Cancer is vicious. In 2025, it is expected to cause more than 618,000 U.S. deaths — nearly twice the combined populations of Merced and Modesto. Each year, almost half of this nation, young and old, is touched by the disease through personal diagnosis or an afflicted loved one.

Jeff Yoshimi joined the 50% when his wife, Sandy, learned she had breast cancer. The blighted cells had spread to some lymph nodes.

Alongside Sandy during one of many overnight hospital stays, Yoshimi drifted in and out of sleep, sifting through ideas drawn from his profession and passions: a Ph.D. in philosophy, research into how people perceive and experience the world and expertise with clarifying tough-to-grasp concepts by visualizing them in game-like ways.
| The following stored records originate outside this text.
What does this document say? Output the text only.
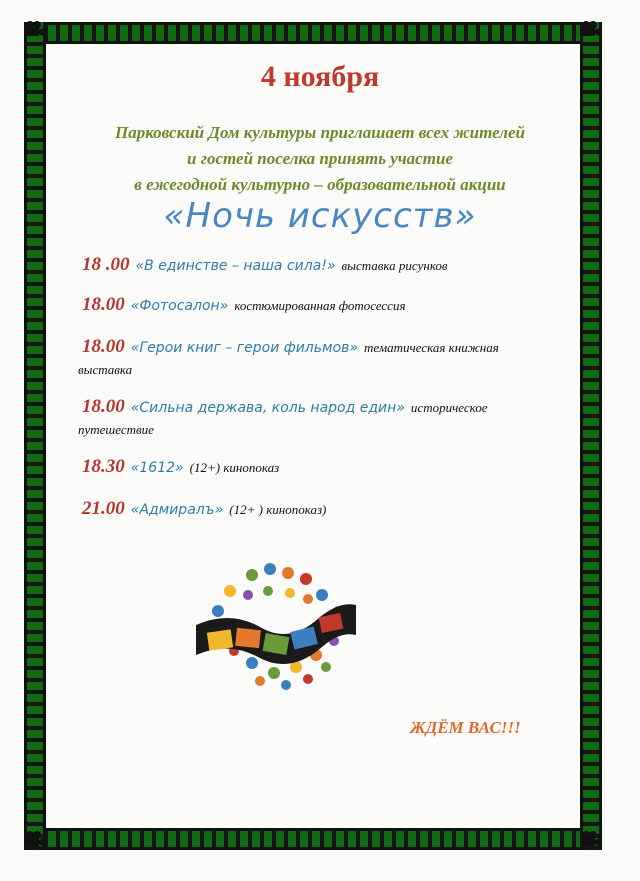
4 ноября
Парковский Дом культуры приглашает всех жителей
и гостей поселка принять участие
в ежегодной культурно – образовательной акции
«Ночь искусств»
18 .00 «В единстве – наша сила!» выставка рисунков
18.00 «Фотосалон» костюмированная фотосессия
18.00 «Герои книг – герои фильмов» тематическая книжная
выставка
18.00 «Сильна держава, коль народ един» историческое
путешествие
18.30 «1612» (12+) кинопоказ
21.00 «Адмиралъ» (12+ ) кинопоказ)
ЖДЁМ ВАС!!!
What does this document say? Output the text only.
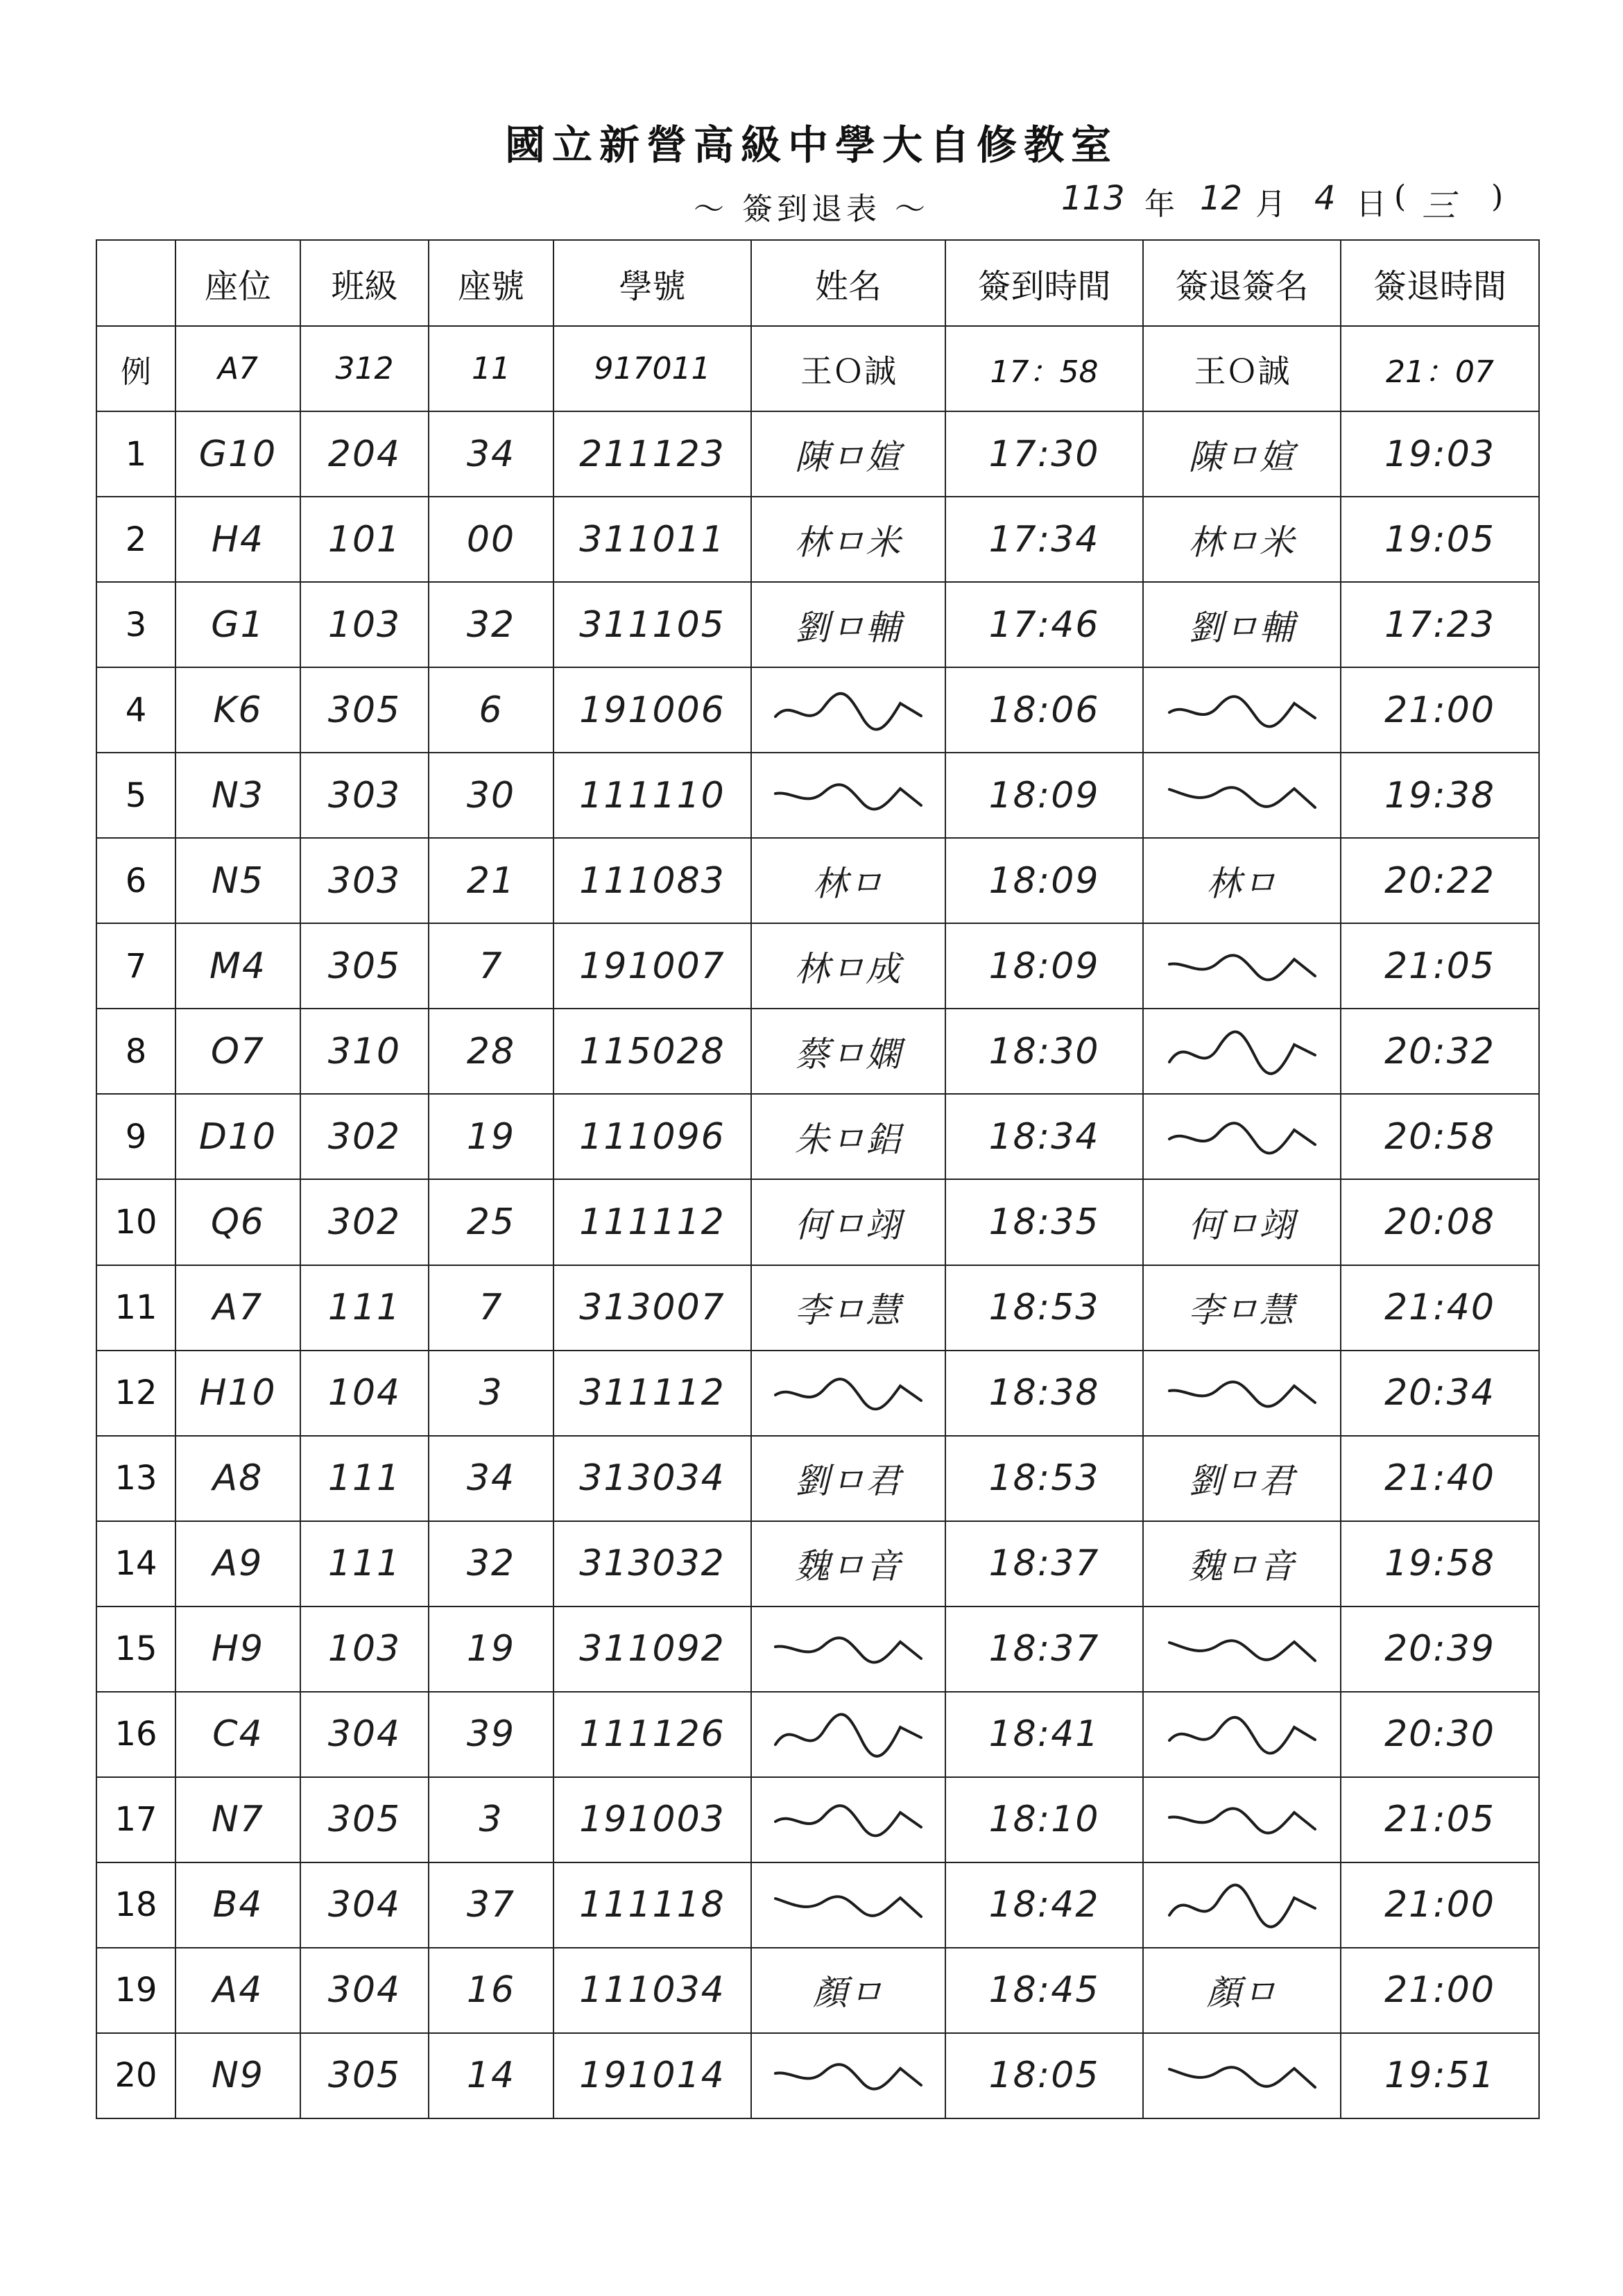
國立新營高級中學大自修教室
～ 簽到退表 ～	113 年 12 月 4 日 ( 三 )
	座位	班級	座號	學號	姓名	簽到時間	簽退簽名	簽退時間
例	A7	312	11	917011	王Ｏ誠	17：58	王Ｏ誠	21：07
1	G10	204	34	211123	陳ㅁ媗	17:30	陳ㅁ媗	19:03
2	H4	101	00	311011	林ㅁ米	17:34	林ㅁ米	19:05
3	G1	103	32	311105	劉ㅁ輔	17:46	劉ㅁ輔	17:23
4	K6	305	6	191006		18:06		21:00
5	N3	303	30	111110		18:09		19:38
6	N5	303	21	111083	林ㅁ	18:09	林ㅁ	20:22
7	M4	305	7	191007	林ㅁ成	18:09		21:05
8	O7	310	28	115028	蔡ㅁ嫻	18:30		20:32
9	D10	302	19	111096	朱ㅁ鋁	18:34		20:58
10	Q6	302	25	111112	何ㅁ翊	18:35	何ㅁ翊	20:08
11	A7	111	7	313007	李ㅁ慧	18:53	李ㅁ慧	21:40
12	H10	104	3	311112		18:38		20:34
13	A8	111	34	313034	劉ㅁ君	18:53	劉ㅁ君	21:40
14	A9	111	32	313032	魏ㅁ音	18:37	魏ㅁ音	19:58
15	H9	103	19	311092		18:37		20:39
16	C4	304	39	111126		18:41		20:30
17	N7	305	3	191003		18:10		21:05
18	B4	304	37	111118		18:42		21:00
19	A4	304	16	111034	顏ㅁ	18:45	顏ㅁ	21:00
20	N9	305	14	191014		18:05		19:51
How could he, a UC Merced cognitive science professor, take the fight to a horrible disease?

Suddenly, the pieces in his head snapped into place. Yoshimi grabbed his laptop, went across the street to an all-night coffee shop and began to type. Cancer, he knew, can be curable, but it takes so many forms and changes guises so often that it is incredibly tough to fend off. But what if the brainpower available to cancer research was increased exponentially? What if that power came from millions of minds that love to unravel mysteries, mash buttons and obliterate bad guys?

What if, Yoshimi thought, we scaled up the cancer battle with a suite of truly awesome video games? From that first flash in 2013 and over 11 years, he expanded the idea into a compelling action plan and put it in a book. “Gaming Cancer,” published by MIT Press. In it, he asserts that gamified citizen science, teamed with the soaring potential of artificial intelligence, can help power significant advances in cancer research.

Jeff Yoshimi and the book Gaming Cancer
UC Merced Professor Jeff Yoshimi says in "Gaming Cancer" that the human computing power of millions of players could boost clinical science.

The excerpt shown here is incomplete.